📑 Table of Contents

YOSE: Selecting Only Essential Tokens for Faster Video Object Removal

📅 · 📁 Research · 👁 12 views · ⏱️ 5 min read
💡 Researchers propose YOSE, a method that significantly improves the efficiency of Diffusion Transformer-based video object removal by selecting only essential tokens, potentially solving the critical bottleneck of excessive inference latency in current approaches.

Video Object Removal Is Impressive, but Too Slow

Diffusion Transformer (DiT)-based video generation technology has made remarkable strides in recent years, delivering stunning visual results particularly in video object removal tasks. However, these methods universally face a thorny problem — excessively high inference latency. Taking MiniMax Remover, currently the best-performing solution, as an example, its processing speed is only about 10 FPS, still a considerable distance from real-time applications.

The root cause of this bottleneck lies in the fact that existing methods perform dense computation across the entire spatiotemporal token space. Even when the masked region requiring inpainting may only occupy a small portion of the frame, the model still needs to process all tokens in full. This waste of computational resources is precisely the core problem YOSE aims to solve.

YOSE: Select Only the Essential Tokens

A recent paper published on arXiv introduces a new method called "YOSE" (You Only Select Essential Tokens), built on a concise yet powerful core idea — since only localized regions need new content generation in video object removal, why not concentrate computational resources on these "essential tokens"?

YOSE's design philosophy stems from an intuitive observation: in video object removal scenarios, the masked regions typically occupy only a small proportion of the overall frame. Traditional DiT methods perform self-attention computation across all spatiotemporal tokens, with complexity growing quadratically with the number of tokens. This incurs enormous computational overhead when processing high-resolution or temporally extended videos.

Through an intelligent selection mechanism, YOSE identifies the subset of tokens that are truly "essential" to the generation outcome and executes core Transformer computations only on these tokens. Unselected tokens are handled through lightweight processing or by directly reusing existing information, thereby dramatically reducing computational load while maintaining generation quality.

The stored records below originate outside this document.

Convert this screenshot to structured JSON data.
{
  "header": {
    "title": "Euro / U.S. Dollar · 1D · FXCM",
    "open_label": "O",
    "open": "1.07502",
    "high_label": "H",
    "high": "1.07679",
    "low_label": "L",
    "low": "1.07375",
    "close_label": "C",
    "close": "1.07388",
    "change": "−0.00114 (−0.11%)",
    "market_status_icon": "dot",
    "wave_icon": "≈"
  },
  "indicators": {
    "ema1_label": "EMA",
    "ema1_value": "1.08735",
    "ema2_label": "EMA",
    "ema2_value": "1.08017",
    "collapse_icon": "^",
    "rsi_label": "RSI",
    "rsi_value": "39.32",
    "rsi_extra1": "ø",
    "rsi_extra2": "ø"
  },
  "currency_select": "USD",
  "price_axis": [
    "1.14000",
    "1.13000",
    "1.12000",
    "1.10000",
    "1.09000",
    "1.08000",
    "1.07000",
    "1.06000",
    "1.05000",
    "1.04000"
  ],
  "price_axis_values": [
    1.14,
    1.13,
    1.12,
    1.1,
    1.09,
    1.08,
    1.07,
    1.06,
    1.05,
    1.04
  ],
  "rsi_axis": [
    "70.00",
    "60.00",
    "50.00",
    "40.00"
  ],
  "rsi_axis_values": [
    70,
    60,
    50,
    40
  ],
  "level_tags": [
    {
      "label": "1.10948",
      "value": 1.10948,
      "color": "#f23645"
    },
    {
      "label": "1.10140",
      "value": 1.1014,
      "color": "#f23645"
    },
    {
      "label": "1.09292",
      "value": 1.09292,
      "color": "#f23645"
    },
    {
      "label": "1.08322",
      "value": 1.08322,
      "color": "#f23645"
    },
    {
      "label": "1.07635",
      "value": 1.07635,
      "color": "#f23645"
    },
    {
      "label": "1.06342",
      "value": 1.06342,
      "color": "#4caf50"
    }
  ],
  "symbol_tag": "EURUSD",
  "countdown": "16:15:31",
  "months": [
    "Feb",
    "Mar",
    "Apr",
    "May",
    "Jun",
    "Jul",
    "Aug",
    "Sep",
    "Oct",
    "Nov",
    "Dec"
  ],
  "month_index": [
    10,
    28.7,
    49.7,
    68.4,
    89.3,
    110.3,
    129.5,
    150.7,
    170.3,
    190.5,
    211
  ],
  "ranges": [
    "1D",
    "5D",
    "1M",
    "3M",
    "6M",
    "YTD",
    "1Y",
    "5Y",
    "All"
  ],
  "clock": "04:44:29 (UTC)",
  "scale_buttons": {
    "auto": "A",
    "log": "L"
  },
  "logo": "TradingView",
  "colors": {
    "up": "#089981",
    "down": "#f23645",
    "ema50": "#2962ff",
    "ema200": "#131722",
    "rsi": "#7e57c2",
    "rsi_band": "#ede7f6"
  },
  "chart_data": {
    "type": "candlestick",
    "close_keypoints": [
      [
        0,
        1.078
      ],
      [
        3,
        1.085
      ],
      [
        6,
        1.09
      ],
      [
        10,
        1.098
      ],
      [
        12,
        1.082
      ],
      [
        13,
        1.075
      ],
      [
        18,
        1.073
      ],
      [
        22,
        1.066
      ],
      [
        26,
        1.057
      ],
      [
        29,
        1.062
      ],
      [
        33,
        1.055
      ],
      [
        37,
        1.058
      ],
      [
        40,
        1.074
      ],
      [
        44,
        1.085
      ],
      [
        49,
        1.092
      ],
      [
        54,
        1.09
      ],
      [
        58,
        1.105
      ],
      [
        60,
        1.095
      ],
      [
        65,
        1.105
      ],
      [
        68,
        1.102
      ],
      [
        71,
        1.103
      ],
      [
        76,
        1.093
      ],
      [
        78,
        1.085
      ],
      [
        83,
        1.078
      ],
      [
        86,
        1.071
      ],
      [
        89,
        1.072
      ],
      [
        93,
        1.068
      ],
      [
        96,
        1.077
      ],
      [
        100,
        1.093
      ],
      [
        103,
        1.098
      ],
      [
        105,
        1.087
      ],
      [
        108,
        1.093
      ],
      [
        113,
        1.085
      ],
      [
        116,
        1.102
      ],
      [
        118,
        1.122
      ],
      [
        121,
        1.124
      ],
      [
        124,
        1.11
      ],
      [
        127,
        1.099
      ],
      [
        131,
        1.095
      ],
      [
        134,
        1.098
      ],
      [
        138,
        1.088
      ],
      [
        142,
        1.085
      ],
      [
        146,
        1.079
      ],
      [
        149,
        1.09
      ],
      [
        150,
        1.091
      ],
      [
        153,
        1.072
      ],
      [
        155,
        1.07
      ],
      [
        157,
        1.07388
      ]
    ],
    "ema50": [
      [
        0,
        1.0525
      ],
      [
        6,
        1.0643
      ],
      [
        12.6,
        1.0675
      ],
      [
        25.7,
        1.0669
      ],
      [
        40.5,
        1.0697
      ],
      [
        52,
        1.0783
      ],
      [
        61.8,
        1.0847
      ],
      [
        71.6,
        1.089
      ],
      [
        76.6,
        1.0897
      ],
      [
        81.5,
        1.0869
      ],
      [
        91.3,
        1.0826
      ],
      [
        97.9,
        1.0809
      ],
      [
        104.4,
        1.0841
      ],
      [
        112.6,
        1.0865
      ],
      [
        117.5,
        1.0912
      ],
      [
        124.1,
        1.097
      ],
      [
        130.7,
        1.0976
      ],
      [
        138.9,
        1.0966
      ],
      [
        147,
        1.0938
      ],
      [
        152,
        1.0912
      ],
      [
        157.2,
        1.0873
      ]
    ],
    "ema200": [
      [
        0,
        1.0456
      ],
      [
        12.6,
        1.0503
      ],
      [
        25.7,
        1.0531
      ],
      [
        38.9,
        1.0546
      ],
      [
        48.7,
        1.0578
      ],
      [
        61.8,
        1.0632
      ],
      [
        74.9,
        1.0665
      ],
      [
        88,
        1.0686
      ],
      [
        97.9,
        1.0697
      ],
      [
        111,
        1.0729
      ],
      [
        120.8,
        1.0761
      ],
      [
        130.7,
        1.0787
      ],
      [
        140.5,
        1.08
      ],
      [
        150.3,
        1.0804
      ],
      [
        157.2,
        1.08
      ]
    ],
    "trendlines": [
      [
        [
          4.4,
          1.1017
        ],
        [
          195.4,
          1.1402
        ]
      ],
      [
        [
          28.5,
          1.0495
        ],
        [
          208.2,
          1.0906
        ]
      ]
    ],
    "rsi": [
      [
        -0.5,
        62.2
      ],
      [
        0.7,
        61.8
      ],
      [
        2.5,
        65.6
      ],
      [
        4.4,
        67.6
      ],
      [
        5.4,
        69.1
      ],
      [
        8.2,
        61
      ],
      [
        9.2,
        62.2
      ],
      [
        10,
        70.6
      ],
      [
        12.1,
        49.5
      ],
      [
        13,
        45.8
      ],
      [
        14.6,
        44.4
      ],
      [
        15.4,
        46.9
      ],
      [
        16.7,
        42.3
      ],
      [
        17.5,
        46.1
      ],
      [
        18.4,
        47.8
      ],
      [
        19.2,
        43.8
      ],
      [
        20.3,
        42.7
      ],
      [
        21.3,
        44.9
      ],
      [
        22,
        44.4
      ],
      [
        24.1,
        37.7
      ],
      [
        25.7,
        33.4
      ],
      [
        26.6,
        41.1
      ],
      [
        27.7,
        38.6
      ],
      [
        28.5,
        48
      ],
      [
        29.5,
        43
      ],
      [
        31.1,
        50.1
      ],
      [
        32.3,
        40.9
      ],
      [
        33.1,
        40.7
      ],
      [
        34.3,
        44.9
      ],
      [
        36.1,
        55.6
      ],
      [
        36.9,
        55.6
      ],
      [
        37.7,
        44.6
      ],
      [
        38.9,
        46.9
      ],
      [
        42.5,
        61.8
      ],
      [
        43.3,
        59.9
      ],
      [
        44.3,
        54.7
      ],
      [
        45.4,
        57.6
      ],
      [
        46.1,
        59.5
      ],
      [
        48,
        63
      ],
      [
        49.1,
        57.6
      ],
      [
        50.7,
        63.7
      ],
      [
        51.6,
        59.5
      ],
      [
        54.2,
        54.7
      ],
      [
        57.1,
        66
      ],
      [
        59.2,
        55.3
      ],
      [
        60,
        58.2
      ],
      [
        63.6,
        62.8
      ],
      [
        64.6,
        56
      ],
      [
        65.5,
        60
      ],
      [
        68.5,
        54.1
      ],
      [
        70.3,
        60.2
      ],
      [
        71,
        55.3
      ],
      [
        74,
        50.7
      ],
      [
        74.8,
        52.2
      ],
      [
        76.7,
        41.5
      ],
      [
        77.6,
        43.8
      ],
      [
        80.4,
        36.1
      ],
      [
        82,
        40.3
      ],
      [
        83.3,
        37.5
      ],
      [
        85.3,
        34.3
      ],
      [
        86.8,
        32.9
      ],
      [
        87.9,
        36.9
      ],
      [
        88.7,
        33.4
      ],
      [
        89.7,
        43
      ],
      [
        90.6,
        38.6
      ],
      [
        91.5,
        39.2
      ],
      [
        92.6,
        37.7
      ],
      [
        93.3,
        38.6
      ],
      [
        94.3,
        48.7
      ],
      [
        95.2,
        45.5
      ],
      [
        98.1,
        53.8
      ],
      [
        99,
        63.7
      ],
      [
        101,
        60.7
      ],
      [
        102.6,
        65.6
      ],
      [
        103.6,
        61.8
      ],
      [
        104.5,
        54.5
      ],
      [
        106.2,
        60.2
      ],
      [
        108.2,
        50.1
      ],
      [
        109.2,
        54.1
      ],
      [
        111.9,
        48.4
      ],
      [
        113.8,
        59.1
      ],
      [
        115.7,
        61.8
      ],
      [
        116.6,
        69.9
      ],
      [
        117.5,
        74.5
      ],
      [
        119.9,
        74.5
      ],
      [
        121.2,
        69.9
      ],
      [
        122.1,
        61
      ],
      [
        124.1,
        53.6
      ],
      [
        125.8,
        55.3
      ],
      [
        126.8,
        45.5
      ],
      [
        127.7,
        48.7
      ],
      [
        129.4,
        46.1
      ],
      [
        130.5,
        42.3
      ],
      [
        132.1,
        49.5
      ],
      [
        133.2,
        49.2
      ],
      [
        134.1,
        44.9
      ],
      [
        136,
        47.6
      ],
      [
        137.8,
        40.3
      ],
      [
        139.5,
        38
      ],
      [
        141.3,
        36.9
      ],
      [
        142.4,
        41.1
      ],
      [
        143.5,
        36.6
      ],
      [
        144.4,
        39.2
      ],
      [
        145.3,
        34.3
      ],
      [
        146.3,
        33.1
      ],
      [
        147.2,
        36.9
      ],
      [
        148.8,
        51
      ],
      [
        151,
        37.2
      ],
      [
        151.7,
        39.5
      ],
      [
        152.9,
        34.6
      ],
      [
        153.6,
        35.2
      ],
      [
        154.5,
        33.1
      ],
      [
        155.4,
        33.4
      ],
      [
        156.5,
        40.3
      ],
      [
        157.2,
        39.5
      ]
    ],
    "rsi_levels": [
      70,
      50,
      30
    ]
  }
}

Technical Significance and Industry Impact

From a technical perspective, YOSE's contributions are reflected across several dimensions:

Balancing Efficiency and Quality: The video generation field has long faced the dilemma of "great results but too slow to run." YOSE's token selection strategy provides a structured acceleration pathway for DiT architectures. Unlike generic compression methods such as distillation or quantization, it fully leverages the inherent sparsity characteristics of the video removal task itself.

Task-Aware Computation Allocation: YOSE's approach represents a "task-aware" computational paradigm — dynamically allocating compute resources based on the specific characteristics of a given task. This concept is applicable not only to video object removal but could also inspire acceleration research for other localized editing tasks, such as video inpainting, localized style transfer, and more.

Advancing Practical Deployment: Video object removal is in high demand across scenarios including film and television post-production, short-form video creation, and privacy protection. The current processing speed of 10 FPS means a 10-second video could require tens of seconds or longer to process. YOSE's acceleration approach has the potential to push this technology toward near-real-time application levels.

Outlook

As video generation models continue to scale up, inference efficiency is becoming a critical factor constraining real-world deployment. The "selective computation" philosophy represented by YOSE aligns with recent academic explorations in dynamic token pruning, sparse attention, and related directions, collectively pointing toward a clear trend: future video generation models must not only "generate well" but also "compute smartly."

The research is currently available on arXiv, and the subsequent release of complete experimental data and code is well worth following.